Melissa Hamilton, of the University of Houston Law Center, last week put out a study entitled; “Constitutional Law and the Role of Scientific Evidence: The Transformative Potential of Doe v. Snyder”

The Study is a must read and highlights a frustrating occurrence that’s been recurring in countless “sex offender” cases for over a decade – that, for lack of a better term… is bullshit. Or, to use a more polite term… lies. Or, to be politically correct… the perpetuation of myths. I prefer the former.

Even during oral arguments in Packingham, the SCOTUS case heard this week, attorney for North Carolina, Robert Montgomery, said, “… they have a high rate of recidivism and are very likely to do this again.” I had to read the transcript twice… was he still spewing the same BS about a “high rate of recidivism” and “very likely to do this again”?

That lie… sorry, myth… had been famously debunked in law professor Ira Ellman’s famous essay and by numerous actual studies including government statistics. So why were attorneys still getting away with using it? It made me wonder why Packingham’s attorney didn’t get up there and just say, “well, Senior Deputy Attorney Generals from North Carolina are usually drug addicts known to lie most of the time”. If you can just stand before the highest court in the land and spew BS, why don’t both sides go for it?

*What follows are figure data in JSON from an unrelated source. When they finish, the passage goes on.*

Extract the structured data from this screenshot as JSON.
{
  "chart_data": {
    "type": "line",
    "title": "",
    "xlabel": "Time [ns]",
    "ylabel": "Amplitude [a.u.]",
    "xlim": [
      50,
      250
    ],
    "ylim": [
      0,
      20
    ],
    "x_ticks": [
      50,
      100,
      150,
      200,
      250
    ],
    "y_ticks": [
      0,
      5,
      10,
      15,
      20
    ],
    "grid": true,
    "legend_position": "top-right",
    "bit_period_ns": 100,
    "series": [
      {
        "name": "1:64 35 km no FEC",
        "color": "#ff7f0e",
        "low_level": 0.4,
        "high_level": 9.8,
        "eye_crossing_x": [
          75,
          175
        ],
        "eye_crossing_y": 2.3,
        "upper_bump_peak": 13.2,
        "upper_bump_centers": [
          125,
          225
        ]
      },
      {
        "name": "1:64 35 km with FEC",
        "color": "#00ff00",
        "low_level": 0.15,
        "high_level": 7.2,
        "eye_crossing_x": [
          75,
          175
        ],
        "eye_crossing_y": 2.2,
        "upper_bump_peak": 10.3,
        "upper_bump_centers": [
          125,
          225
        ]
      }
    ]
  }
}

The 6th Circuit, in Doe v. Snyder, wasn’t having it. Late last year they put out an opinion that actually considered Scientific Evidence vs. the BS … sorry, myth… that was being perpetuated. That Court acknowledged that the recidivism rate wasn’t that “frighteningly high”, or even “very high”, or even high, for that matter. It was low… perhaps “surprisingly low” and, in fact, much lower than most other crimes!